On March 6, 2002, the Appletons submitted the personal property inventories that Grenon had requested at the February 12, 2002 meeting, and asked when Westfield would make its final decision on their claim. At that time, however, they did not provide the required proof of loss statement. By letter dated March 7, 2002, Grenon followed up with the Appletons regarding their property inventories and requested that they submit additional information including: 1) tax returns and financial statements; 2) cell phone records; 3) airline ticket records; 4) their parents’ contact information; and 5) “mortgage loan” information. On April 3, 2002, the Appletons submitted the additional items that Grenon requested, and, through their attorney, again inquired as to when West-field would make its decision on their claim.

In an April 24, 2002 letter, Grenon acknowledged that he had received the Appletons’ supplemental documentation relative to their property inventories, but never acknowledged their inquiry regarding Westfield’s consideration of their claim. The Appletons never provided Westfield with an executed sworn proof of loss statement prior to the March 12, 2002 deadline as 1) required by their policy, and 2) requested in Whaley’s January 11 and 13, 2002 letters to the Appletons and their attorney. Accordingly, West-field denied the Appletons’ claim.

Rather than simply telling the Appletons of its intent to deny their claim, on April 30, 2002, Westfield filed this action. In its complaint, Westfield sought a declaratory judgment that it had no coverage obligation to the Appletons because they had failed to timely file a proof of loss statement, as required by their insurance policy and the notices provided to them by West-field.

The Appletons responded in two ways.

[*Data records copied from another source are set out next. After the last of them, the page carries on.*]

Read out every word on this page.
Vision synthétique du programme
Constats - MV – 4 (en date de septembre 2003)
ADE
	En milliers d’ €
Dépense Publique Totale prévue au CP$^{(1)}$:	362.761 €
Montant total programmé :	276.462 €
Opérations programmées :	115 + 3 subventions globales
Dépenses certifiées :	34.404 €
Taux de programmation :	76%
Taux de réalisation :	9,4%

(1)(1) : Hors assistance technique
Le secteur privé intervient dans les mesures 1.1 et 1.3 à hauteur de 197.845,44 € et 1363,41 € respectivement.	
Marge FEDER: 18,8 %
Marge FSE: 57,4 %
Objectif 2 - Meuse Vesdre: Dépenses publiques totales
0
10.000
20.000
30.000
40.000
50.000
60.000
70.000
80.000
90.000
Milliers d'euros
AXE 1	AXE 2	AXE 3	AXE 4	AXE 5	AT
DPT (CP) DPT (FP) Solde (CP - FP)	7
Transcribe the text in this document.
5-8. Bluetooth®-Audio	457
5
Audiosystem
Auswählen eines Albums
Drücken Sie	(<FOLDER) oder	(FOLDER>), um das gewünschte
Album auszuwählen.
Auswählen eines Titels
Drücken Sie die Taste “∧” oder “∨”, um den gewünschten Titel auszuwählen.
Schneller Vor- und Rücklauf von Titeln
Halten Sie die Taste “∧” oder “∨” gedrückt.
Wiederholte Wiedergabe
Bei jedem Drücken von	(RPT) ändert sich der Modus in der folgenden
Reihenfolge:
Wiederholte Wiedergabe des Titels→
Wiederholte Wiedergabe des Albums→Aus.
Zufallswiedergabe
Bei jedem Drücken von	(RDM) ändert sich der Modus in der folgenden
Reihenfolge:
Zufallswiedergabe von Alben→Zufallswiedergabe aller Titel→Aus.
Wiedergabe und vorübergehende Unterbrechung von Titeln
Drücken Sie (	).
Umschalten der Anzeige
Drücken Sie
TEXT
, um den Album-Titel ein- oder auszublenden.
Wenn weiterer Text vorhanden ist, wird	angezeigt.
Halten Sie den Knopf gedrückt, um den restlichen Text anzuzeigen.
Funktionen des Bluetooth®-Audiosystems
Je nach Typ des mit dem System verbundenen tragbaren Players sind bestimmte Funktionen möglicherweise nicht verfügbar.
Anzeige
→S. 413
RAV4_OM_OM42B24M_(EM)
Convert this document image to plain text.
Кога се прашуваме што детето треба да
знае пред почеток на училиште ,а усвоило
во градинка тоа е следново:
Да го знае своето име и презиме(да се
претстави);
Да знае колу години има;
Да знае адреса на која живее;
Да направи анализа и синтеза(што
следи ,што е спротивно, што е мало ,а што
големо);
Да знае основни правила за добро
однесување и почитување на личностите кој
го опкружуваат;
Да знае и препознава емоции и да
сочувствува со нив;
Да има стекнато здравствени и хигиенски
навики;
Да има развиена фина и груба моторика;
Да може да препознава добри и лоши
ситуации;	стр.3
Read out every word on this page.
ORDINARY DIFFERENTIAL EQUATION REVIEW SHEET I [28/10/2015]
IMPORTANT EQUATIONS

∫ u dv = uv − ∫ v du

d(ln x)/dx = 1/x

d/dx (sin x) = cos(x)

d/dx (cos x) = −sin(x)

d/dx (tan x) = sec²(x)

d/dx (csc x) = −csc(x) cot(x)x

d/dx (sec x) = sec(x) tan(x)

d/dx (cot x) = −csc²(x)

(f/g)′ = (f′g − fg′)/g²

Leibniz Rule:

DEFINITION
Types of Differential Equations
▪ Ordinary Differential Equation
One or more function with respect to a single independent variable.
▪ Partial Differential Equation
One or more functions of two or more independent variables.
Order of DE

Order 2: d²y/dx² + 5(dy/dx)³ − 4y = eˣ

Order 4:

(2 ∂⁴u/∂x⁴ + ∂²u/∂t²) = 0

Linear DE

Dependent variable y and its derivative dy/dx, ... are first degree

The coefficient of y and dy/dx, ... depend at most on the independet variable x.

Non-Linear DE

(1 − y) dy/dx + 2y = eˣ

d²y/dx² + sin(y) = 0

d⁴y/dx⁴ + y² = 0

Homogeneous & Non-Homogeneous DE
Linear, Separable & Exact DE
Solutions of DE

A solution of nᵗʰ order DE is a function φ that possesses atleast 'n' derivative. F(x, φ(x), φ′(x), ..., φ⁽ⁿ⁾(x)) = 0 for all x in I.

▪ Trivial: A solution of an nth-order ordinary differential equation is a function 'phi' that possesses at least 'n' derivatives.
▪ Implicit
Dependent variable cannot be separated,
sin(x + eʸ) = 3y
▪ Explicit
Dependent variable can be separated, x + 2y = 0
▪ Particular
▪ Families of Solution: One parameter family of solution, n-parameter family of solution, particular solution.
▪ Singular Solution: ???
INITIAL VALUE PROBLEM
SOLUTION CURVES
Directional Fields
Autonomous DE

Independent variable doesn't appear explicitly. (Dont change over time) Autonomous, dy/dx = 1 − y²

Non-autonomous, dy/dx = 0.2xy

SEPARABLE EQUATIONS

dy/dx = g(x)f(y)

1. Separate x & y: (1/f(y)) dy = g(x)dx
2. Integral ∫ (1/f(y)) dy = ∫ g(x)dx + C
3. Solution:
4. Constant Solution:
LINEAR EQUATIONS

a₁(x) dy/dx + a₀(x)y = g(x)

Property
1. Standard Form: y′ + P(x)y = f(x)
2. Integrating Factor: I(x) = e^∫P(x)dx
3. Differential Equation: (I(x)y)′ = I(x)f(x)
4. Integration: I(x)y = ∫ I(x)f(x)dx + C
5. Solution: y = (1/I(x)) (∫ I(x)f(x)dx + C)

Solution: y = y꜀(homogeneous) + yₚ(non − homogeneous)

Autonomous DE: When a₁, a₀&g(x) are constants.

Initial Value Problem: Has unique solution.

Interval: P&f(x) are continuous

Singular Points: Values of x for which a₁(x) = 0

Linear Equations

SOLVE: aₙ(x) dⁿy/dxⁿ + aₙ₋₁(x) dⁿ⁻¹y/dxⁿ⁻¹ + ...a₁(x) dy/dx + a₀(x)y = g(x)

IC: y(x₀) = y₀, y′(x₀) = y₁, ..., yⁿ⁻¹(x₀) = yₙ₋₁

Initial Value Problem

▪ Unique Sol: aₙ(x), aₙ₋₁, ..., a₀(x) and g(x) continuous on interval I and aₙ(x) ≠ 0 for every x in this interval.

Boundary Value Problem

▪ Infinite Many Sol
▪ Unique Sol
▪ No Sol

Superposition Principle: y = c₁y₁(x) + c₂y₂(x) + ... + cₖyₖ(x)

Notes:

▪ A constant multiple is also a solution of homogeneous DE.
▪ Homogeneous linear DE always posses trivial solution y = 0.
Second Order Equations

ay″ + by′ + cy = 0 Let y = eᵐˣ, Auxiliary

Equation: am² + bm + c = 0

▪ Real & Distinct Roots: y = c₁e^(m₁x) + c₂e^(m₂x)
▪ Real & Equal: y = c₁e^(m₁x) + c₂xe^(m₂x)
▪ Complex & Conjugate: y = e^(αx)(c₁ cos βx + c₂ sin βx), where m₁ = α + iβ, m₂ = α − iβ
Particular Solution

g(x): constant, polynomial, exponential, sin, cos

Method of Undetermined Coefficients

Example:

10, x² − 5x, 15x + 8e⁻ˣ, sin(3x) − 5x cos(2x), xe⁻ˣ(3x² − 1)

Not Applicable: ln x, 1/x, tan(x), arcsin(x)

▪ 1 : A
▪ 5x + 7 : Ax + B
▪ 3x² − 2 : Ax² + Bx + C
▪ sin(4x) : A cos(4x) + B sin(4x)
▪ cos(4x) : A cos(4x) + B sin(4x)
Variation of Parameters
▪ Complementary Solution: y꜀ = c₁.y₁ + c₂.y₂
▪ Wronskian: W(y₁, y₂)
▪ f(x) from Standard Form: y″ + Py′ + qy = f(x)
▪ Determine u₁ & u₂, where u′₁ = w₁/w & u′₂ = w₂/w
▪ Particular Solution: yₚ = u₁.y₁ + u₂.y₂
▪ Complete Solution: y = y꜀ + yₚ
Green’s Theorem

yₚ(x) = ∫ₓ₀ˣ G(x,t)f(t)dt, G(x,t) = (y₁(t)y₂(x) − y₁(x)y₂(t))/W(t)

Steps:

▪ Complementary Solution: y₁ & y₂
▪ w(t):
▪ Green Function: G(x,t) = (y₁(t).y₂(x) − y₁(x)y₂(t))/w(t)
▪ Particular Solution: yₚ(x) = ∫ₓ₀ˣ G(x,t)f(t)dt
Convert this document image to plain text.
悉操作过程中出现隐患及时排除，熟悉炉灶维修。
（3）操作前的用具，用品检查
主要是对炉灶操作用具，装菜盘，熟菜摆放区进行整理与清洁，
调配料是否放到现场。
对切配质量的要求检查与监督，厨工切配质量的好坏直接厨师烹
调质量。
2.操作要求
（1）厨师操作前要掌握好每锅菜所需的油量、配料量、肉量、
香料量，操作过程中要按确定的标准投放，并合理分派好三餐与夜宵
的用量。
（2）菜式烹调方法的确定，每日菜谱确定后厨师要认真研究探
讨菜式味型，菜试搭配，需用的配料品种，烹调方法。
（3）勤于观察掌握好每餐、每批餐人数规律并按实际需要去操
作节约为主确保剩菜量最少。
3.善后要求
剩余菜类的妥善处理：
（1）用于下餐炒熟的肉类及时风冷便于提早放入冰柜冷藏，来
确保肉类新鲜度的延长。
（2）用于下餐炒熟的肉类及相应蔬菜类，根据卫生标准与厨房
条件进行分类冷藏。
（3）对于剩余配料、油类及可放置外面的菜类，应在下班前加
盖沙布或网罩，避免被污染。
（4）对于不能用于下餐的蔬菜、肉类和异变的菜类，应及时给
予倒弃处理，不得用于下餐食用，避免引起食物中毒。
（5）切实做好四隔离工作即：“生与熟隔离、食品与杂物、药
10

First, they submitted a sworn proof of loss statement to Westfield on May 15, 2002. By letter dated June 14, 2002, however, Westfield rejected the Appletons’ proof of loss statement because it: 1) was untimely; 2) was not signed by Tammy Appleton; and 3) “merely estimate[d] the cash value, whole loss and damage and amount claimed, [without support] by adequate documentation or information.” Second, the Appletons answered Westfield’s complaint, and asserted that Westfield had *570 waived, or was otherwise estopped from enforcing, strict compliance of the policy’s sixty-day “proof of loss” requirement. The Appletons also filed counterclaims against Westfield for breach of contract and unfair trade practices in violation of Michigan law.

Westfield ultimately moved for summary judgment on all of its claims. Finding no genuine issues of material fact, the district court granted Westfield’s motion and, thereafter, dismissed the Appletons’ counterclaims with prejudice as having no legal basis in light of the court’s grant of summary judgment to Westfield. The Apple-tons filed a motion for reconsideration, which the district court considered and denied. 2 The Appletons timely filed this appeal.

II. DISCUSSION

Michigan law, which the parties agree applies in this case, strongly favors insurance companies in connection with insurance policies that contain the somewhat standard “proof of loss” requirement— usually sixty days after a claimed loss. See Dellar v. Frankenmuth Mut. Ins. Co., 173 Mich.App. 138, 433 N.W.2d 380, 383 (1988) (“Clearly, the failure to file a signed and sworn proof of loss within sixty days of the loss bars recovery on a claim without regard to whether the insurer is prejudiced by such failure.”).